The launch of the Mole Mapper research study builds on the success of Sage’s previously announced app-based research studies Parkinson mPower and Share the Journey. Those studies, with the participation of more than 20,000, began in March 2015 to investigate symptom variation in Parkinson’s disease and improve the quality of life for women who have been treated for breast cancer.
Apps Enabled By Sage’s Open-Source Platforms
Like mPower and Share the Journey, the Mole Mapper study is underpinned by Sage’s web-based, open-source Bridge research platform. Bridge enables the design and recruitment of large, dynamic, and collaborative mobile app-based research studies, and facilitates making the results of that research available for further analysis. Sage has made Bridge available to researchers worldwide who, together with research participants, can create the kind of highly relevant datasets on individuals and their environments that are missing from traditional research. Bridge is supported by funding from the Robert Wood Johnson Foundation and The Leona M. and Harry B. Helmsley Charitable Trust.

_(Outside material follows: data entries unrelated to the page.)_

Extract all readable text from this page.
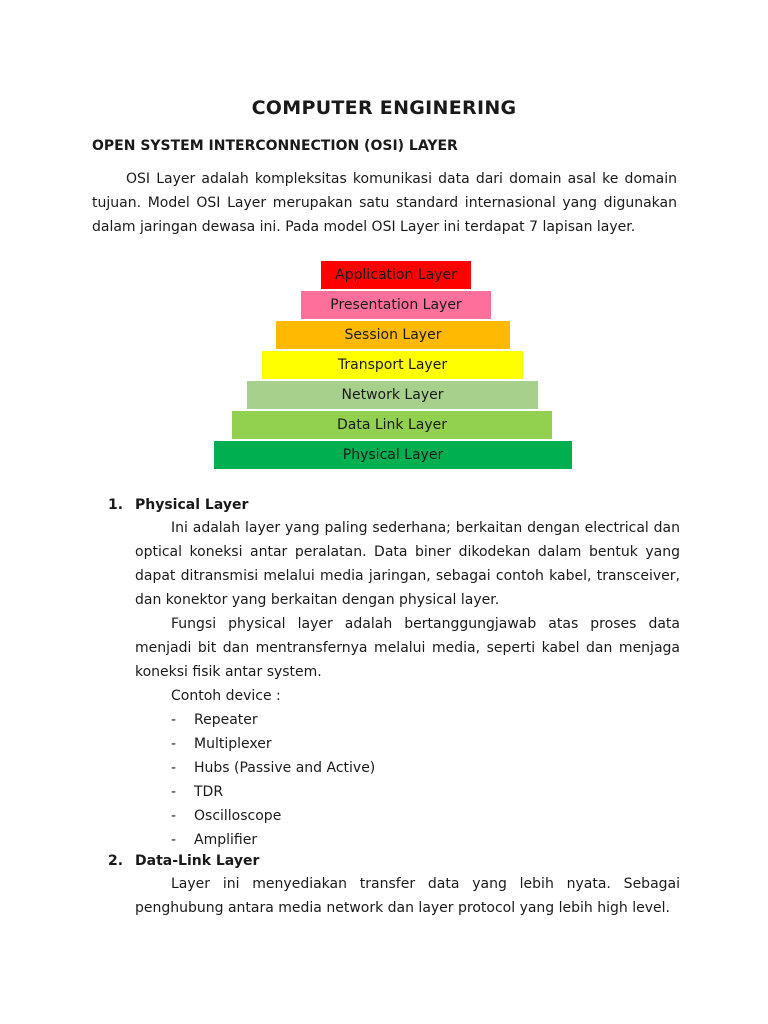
COMPUTER ENGINERING
OPEN SYSTEM INTERCONNECTION (OSI) LAYER

OSI Layer adalah kompleksitas komunikasi data dari domain asal ke domain tujuan. Model OSI Layer merupakan satu standard internasional yang digunakan dalam jaringan dewasa ini. Pada model OSI Layer ini terdapat 7 lapisan layer.

Application Layer
Presentation Layer
Session Layer
Transport Layer
Network Layer
Data Link Layer
Physical Layer

1. Physical Layer

Ini adalah layer yang paling sederhana; berkaitan dengan electrical dan optical koneksi antar peralatan. Data biner dikodekan dalam bentuk yang dapat ditransmisi melalui media jaringan, sebagai contoh kabel, transceiver, dan konektor yang berkaitan dengan physical layer.

Fungsi physical layer adalah bertanggungjawab atas proses data menjadi bit dan mentransfernya melalui media, seperti kabel dan menjaga koneksi fisik antar system.

Contoh device :

- Repeater
- Multiplexer
- Hubs (Passive and Active)
- TDR
- Oscilloscope
- Amplifier

2. Data-Link Layer

Layer ini menyediakan transfer data yang lebih nyata. Sebagai penghubung antara media network dan layer protocol yang lebih high level.
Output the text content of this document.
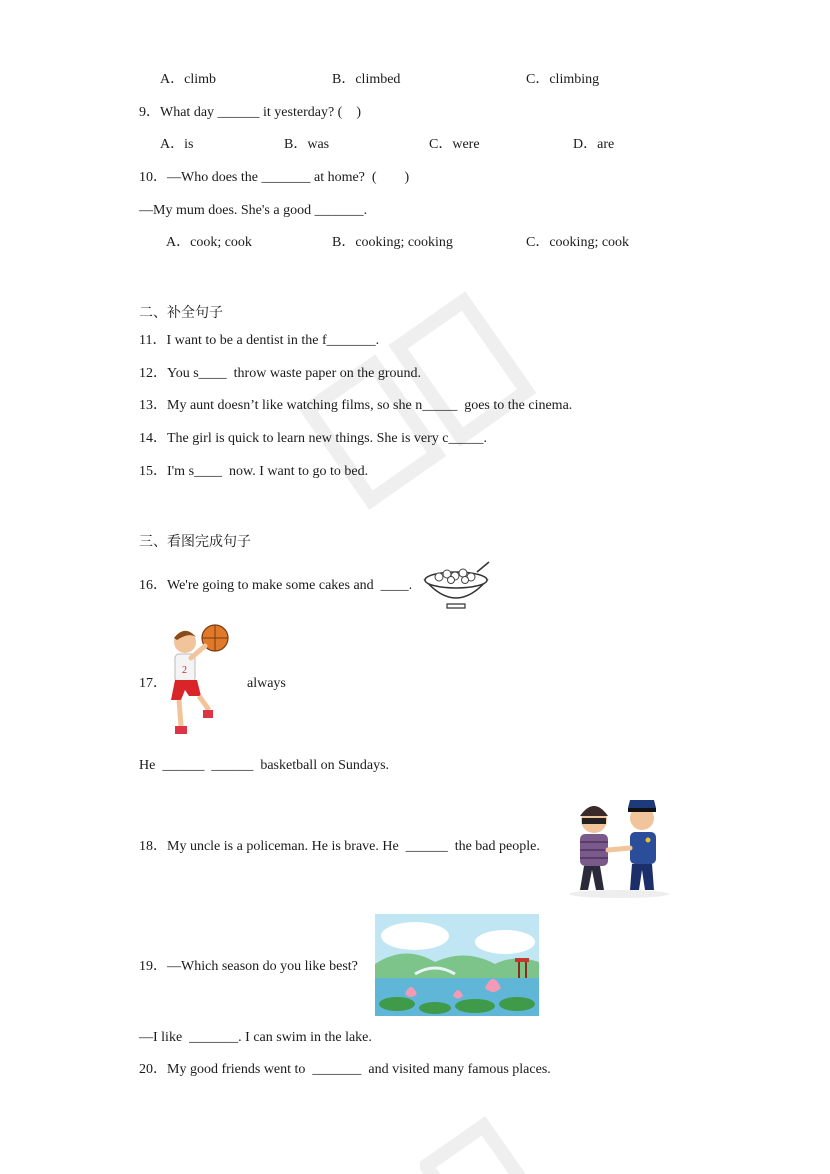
A．climb	B．climbed	C．climbing
9．What day ______ it yesterday? (    )
A．is	B．was	C．were	D．are
10．—Who does the _______ at home?  (        )
—My mum does. She's a good _______.
A．cook; cook	B．cooking; cooking	C．cooking; cook
二、补全句子
11．I want to be a dentist in the f_______.
12．You s____  throw waste paper on the ground.
13．My aunt doesn’t like watching films, so she n_____  goes to the cinema.
14．The girl is quick to learn new things. She is very c_____.
15．I'm s____  now. I want to go to bed.
三、看图完成句子
16．We're going to make some cakes and  ____.
2
17．	always
He  ______  ______  basketball on Sundays.
18．My uncle is a policeman. He is brave. He  ______  the bad people.
19．—Which season do you like best?
—I like  _______. I can swim in the lake.
20．My good friends went to  _______  and visited many famous places.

“Sage’s platforms continue to empower researchers like Dan Webster to pursue interesting questions at the intersection of mobile technology and basic research in a way that can be meaningful and important,” says Andrew Trister, MD, PhD, senior physician at Sage Bionetworks. “By putting individuals’ experiences at the center of the research process, researchers working in virtual teams can efficiently and inexpensively tap into high-quality data streams.”
Mole Mapper also further validates Sage’s Participant-Centered Consent platform, a first-of-its-kind, institutional review board-approved interactive process for electronically gaining informed consent from research participants. This e-consent process is a unique, robust, and ethical way to recruit participants into low-risk research studies.